Pour échapper à de nouvelles manifestations, Liniers s'embarqua pour la Colonie le 26 juin à quatre heures du matin avec une suite peu nombreuse. La traversée s'effectua rapidement, et à neuf heures il frappait à la porte de la maison où logeait Cisneros. Lorsqu'on annonça à celui-ci l'arrivée de son prédécesseur, son premier mouvement fut de demander s'il était seul. « Oui, seul », lui fut-il répondu. A ces mots, il respira plus librement. Les deux vice-rois s'embrassèrent cordialement et eurent ensemble un long entretien qui dissipa en partie au moins les défiances de Cisneros. Liniers repartit pour Buenos

Ayres; mais comme, malgré sa démarche si loyale, le nouveau vice-roi hésitait encore à se transporter dans la capitale, il se démit du commandement militaire et le transmit au maréchal de camp don Vincent Nieto.

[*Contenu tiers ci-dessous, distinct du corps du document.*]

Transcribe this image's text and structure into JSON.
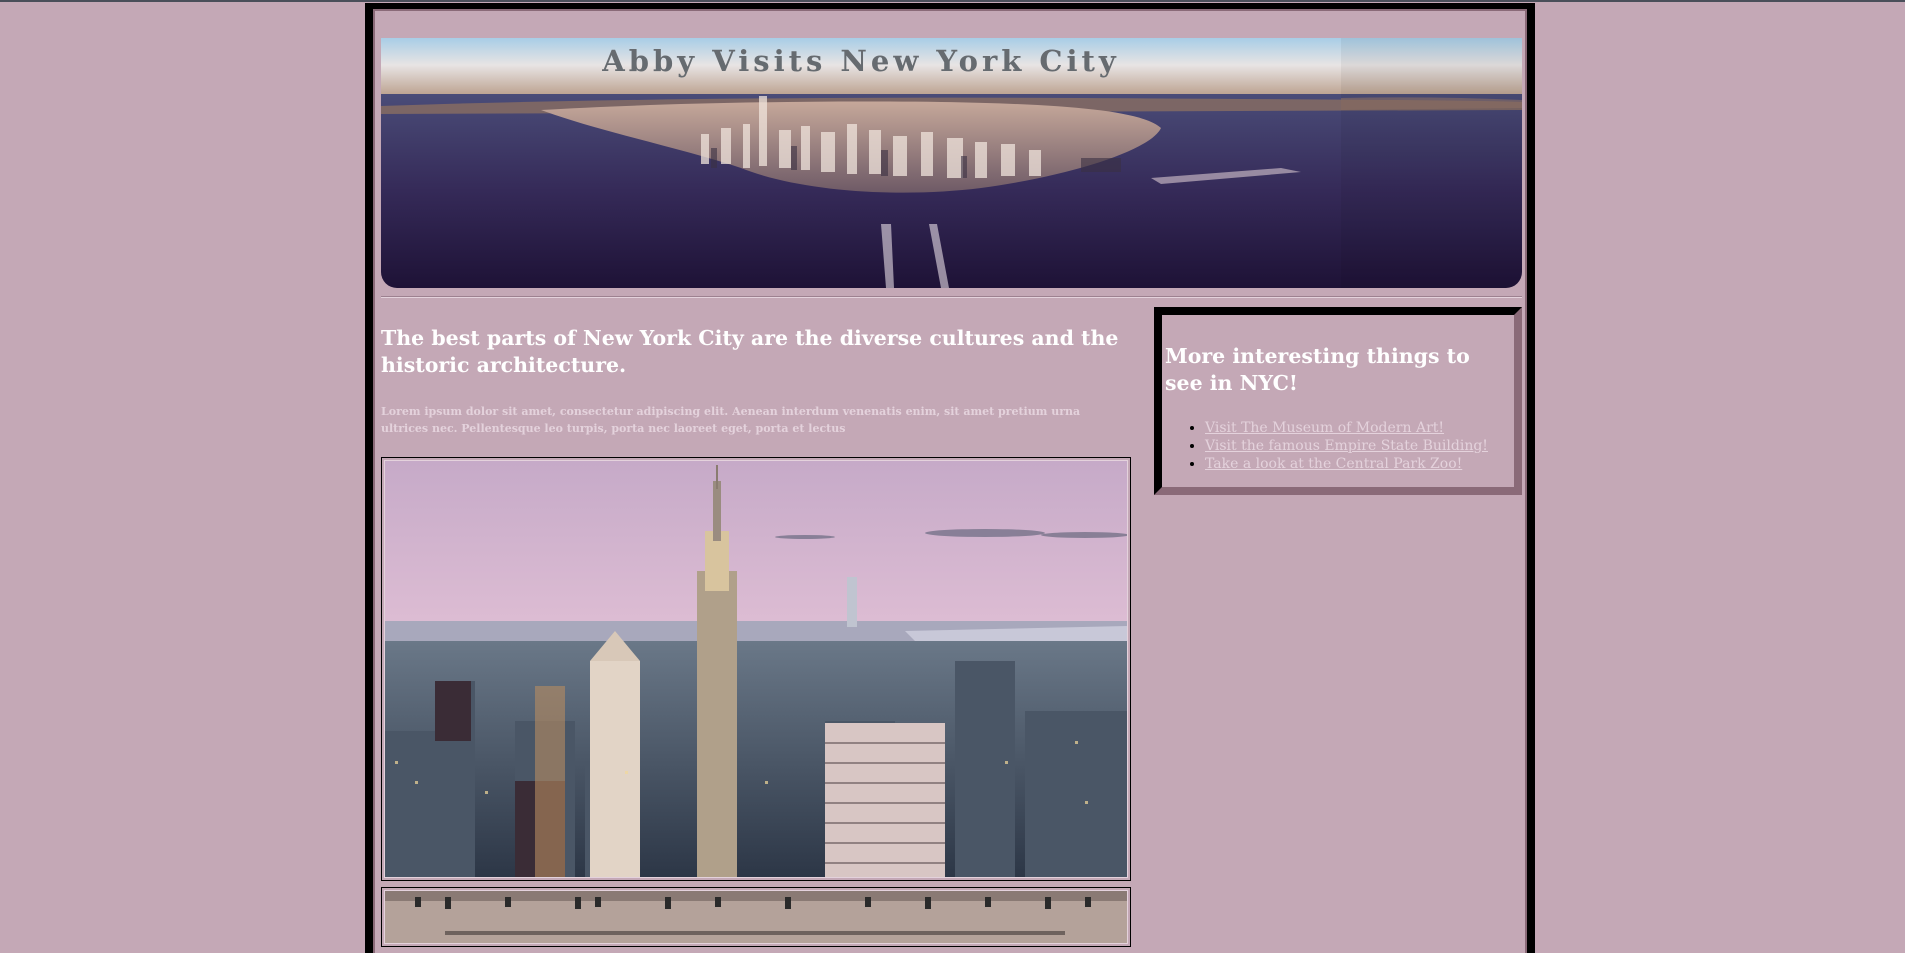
{
  "header": {
    "title": "Abby Visits New York City"
  },
  "main": {
    "heading": "The best parts of New York City are the diverse cultures and the historic architecture.",
    "paragraph": "Lorem ipsum dolor sit amet, consectetur adipiscing elit. Aenean interdum venenatis enim, sit amet pretium urna ultrices nec. Pellentesque leo turpis, porta nec laoreet eget, porta et lectus"
  },
  "sidebar": {
    "heading": "More interesting things to see in NYC!",
    "links": [
      "Visit The Museum of Modern Art!",
      "Visit the famous Empire State Building!",
      "Take a look at the Central Park Zoo!"
    ]
  },
  "colors": {
    "page_background": "#c4a8b6",
    "frame_border": "#000000",
    "frame_shadow": "#8a6a78",
    "heading_text": "#ffffff",
    "muted_text": "#e4d2dc",
    "banner_title": "#666b70"
  }
}
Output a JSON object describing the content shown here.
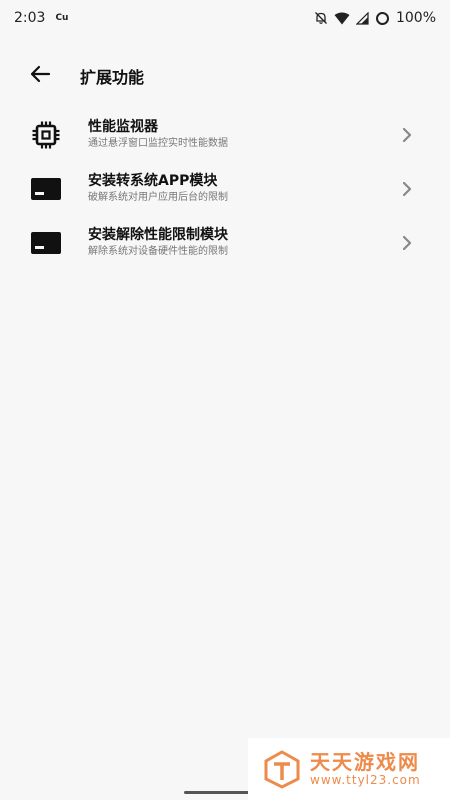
{
  "status_bar": {
    "time": "2:03",
    "carrier": "Cu",
    "battery": "100%",
    "icons": [
      "mute-bell-icon",
      "wifi-icon",
      "signal-icon",
      "battery-ring-icon"
    ]
  },
  "app_bar": {
    "title": "扩展功能",
    "back_icon": "arrow-left-icon"
  },
  "items": [
    {
      "icon": "chip-icon",
      "title": "性能监视器",
      "subtitle": "通过悬浮窗口监控实时性能数据"
    },
    {
      "icon": "window-icon",
      "title": "安装转系统APP模块",
      "subtitle": "破解系统对用户应用后台的限制"
    },
    {
      "icon": "window-icon",
      "title": "安装解除性能限制模块",
      "subtitle": "解除系统对设备硬件性能的限制"
    }
  ],
  "watermark": {
    "name": "天天游戏网",
    "url": "www.ttyl23.com",
    "color": "#ee8a4a"
  }
}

Le 30 juin, Cisneros fit enfin son entrée à Buenos-Ayres, au milieu des acclamations de la population européenne, qui saluait en lui le rétablissement de la prépondérance espagnole.

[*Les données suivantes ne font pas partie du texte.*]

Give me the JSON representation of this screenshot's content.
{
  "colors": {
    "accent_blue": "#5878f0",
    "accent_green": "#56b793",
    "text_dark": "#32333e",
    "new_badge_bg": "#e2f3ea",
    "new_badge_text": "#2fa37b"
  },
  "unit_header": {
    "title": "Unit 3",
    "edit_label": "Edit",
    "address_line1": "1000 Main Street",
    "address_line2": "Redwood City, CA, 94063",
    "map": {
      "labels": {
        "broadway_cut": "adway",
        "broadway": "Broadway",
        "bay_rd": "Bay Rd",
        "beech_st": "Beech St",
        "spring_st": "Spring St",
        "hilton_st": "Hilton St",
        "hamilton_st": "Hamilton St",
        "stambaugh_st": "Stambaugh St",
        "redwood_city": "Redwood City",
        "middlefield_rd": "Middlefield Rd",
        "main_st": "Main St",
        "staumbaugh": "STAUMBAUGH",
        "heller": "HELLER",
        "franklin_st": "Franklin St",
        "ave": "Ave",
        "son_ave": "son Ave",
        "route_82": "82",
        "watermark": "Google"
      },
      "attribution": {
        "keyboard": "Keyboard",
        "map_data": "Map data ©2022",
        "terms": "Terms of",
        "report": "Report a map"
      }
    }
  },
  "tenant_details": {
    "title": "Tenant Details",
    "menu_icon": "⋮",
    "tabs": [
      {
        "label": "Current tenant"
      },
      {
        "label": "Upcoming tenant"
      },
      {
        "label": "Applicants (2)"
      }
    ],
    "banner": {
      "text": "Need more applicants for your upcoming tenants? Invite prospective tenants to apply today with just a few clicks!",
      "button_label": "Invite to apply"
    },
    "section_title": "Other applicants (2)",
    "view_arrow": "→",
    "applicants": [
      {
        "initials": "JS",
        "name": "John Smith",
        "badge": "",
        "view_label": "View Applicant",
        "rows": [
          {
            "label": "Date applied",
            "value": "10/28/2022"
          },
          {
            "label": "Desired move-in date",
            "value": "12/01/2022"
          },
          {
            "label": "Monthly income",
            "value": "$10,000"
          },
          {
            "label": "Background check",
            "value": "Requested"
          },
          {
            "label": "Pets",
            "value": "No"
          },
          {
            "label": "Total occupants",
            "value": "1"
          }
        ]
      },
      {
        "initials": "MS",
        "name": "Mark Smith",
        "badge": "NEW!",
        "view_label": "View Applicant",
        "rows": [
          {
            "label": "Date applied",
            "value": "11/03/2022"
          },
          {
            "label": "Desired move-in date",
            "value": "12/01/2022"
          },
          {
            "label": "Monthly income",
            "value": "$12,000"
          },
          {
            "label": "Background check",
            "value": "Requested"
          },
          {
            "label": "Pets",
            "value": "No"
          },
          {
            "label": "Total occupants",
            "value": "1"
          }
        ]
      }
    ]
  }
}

Le nouveau vice-roi ne tarda pas à reconnaître que les ordres qu'il avait reçus de la Junte de Séville n'étaient pas faciles à exécuter. S'il put mettre en liberté les fauteurs de l'émeute du 1er janvier 1809 et reconstituer les corps européens, il dut renoncer à désarmer et à dissoudre les corps indigènes. Les créoles, se sentant les plus forts, se refusèrent énergiquement à déposer les armes. Il dut également renoncer à faire partir pour l'Espagne Liniers, désireux de rester dans le pays. La popularité du libérateur de Buenos

Ayres était telle que toute violence exercée contre lui eût été le signal d'une révolution. Le nouveau vice-roi autorisa donc son prédécesseur à se retirer à Cordoba, comme il le désirait. Celui-ci quitta Buenos-Ayres en août, après avoir adressé aux représentants de Ferdinand VII en Espagne un long mémoire qui trahit toute l'amertume de ses sentiments.

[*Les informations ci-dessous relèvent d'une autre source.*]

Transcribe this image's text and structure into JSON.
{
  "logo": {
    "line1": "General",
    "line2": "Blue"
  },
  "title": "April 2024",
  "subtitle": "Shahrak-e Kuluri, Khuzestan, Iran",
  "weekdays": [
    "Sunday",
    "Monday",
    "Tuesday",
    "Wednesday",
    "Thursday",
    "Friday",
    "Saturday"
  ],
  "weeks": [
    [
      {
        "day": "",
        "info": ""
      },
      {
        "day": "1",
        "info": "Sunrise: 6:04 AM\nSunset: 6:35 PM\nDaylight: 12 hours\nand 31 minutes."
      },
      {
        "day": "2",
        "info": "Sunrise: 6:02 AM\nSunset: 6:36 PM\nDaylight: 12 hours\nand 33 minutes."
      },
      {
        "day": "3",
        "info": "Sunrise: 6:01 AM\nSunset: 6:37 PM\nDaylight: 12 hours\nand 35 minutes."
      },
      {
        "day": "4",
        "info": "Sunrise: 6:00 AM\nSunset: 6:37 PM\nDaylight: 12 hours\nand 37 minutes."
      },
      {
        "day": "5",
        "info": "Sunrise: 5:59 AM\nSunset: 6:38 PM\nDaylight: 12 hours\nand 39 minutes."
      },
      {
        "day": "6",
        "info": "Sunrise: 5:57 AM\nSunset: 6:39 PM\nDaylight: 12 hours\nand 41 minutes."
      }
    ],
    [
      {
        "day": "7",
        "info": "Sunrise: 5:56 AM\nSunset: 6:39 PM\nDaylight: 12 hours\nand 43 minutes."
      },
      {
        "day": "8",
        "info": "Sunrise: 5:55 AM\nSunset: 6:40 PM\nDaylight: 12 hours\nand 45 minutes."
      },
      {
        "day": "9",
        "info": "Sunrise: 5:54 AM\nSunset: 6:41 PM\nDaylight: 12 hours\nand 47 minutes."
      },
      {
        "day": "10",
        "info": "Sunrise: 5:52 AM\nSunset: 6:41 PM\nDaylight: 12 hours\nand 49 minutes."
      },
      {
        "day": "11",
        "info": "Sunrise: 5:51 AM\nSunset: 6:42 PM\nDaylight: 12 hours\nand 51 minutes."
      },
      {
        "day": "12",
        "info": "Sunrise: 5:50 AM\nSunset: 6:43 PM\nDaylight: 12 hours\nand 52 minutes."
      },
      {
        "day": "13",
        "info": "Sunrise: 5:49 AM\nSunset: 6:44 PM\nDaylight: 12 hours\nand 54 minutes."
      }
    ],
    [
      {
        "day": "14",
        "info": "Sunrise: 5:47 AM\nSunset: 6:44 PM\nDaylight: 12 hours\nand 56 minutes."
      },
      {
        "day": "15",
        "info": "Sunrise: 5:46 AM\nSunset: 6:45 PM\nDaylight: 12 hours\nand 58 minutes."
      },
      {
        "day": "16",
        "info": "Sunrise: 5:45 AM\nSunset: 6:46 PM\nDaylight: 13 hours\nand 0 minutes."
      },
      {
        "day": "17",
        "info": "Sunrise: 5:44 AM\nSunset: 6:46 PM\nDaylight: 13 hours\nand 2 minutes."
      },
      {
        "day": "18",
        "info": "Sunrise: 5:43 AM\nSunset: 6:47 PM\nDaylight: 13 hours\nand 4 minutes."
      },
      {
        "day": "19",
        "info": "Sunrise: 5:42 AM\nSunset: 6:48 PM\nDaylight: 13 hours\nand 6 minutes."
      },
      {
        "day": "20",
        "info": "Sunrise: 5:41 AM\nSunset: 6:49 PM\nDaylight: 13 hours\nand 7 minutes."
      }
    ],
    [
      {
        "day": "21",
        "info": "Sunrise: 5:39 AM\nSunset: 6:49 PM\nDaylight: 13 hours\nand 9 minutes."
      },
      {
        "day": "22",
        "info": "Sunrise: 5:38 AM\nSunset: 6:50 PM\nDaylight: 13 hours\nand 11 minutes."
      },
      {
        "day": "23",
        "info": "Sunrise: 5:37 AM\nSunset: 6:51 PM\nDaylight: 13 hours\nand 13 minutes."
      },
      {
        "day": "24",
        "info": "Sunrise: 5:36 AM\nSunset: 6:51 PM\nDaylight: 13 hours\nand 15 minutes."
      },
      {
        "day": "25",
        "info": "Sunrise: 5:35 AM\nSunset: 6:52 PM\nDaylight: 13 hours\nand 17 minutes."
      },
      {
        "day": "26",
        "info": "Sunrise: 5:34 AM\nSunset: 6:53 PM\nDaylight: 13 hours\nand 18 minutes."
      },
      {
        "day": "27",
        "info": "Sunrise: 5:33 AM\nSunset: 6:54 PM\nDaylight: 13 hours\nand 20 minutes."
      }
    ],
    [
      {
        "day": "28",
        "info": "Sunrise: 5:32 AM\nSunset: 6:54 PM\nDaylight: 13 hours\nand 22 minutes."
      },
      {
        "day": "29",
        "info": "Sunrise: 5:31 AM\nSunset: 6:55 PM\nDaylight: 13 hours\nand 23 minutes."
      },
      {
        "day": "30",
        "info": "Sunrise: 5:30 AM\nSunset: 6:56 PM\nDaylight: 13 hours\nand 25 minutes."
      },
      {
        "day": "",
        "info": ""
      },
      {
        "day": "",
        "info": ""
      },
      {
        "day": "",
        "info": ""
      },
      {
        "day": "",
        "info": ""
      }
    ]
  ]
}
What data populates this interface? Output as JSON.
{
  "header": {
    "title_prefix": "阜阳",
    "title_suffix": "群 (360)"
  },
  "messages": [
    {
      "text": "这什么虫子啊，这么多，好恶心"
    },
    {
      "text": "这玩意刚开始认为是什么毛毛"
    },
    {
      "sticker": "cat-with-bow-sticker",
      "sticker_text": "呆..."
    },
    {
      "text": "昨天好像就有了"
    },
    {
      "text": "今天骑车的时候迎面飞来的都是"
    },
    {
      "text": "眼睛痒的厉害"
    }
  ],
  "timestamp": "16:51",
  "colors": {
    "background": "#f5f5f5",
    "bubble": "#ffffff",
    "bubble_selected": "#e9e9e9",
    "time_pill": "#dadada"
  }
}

La chute de Liniers, prélude de l'établissement du régime républicain dans l'Argentine, fut, on ne saurait se le dissimuler, l'œuvre de Napoléon. Comme le dit, dans un langage imagé, l'un des auteurs qui ont le mieux approfondi l'histoire de cette période troublée, le rayon diplomatique dirigé par le conquérant sur les provinces du Rio de la Plata foudroya le héros dont il voulait faire l'instrument de ses ambitieux desseins. Le coup fut mortel, Liniers ne s'en releva pas. Malgré le prestige dont l'entouraient ses victoires, l'Espagne ombrageuse et défiante ne lui pardonna pas de s'être laissé soupçonner

d'infidélité à la cause de Ferdinand VII, et le sacrifia impitoyablement, et, ajoutons-le, impolitiquement, aux rancunes du parti qui avait succombé à Buenos-Ayres le 1er janvier

1809.

CHAPITRE VII

LA CAPTIVITÉ DE SASSENAY (1)

Captivité à Montevideo.
Première évasion.

(1808-1810)

Cruauté du général Elio. Seconde captivité plus cruelle. Transfert à Cadix. Terribles souffrances sur les pontons. Révolte et évasion des prisonniers du ponton la Sassenay rentre en France.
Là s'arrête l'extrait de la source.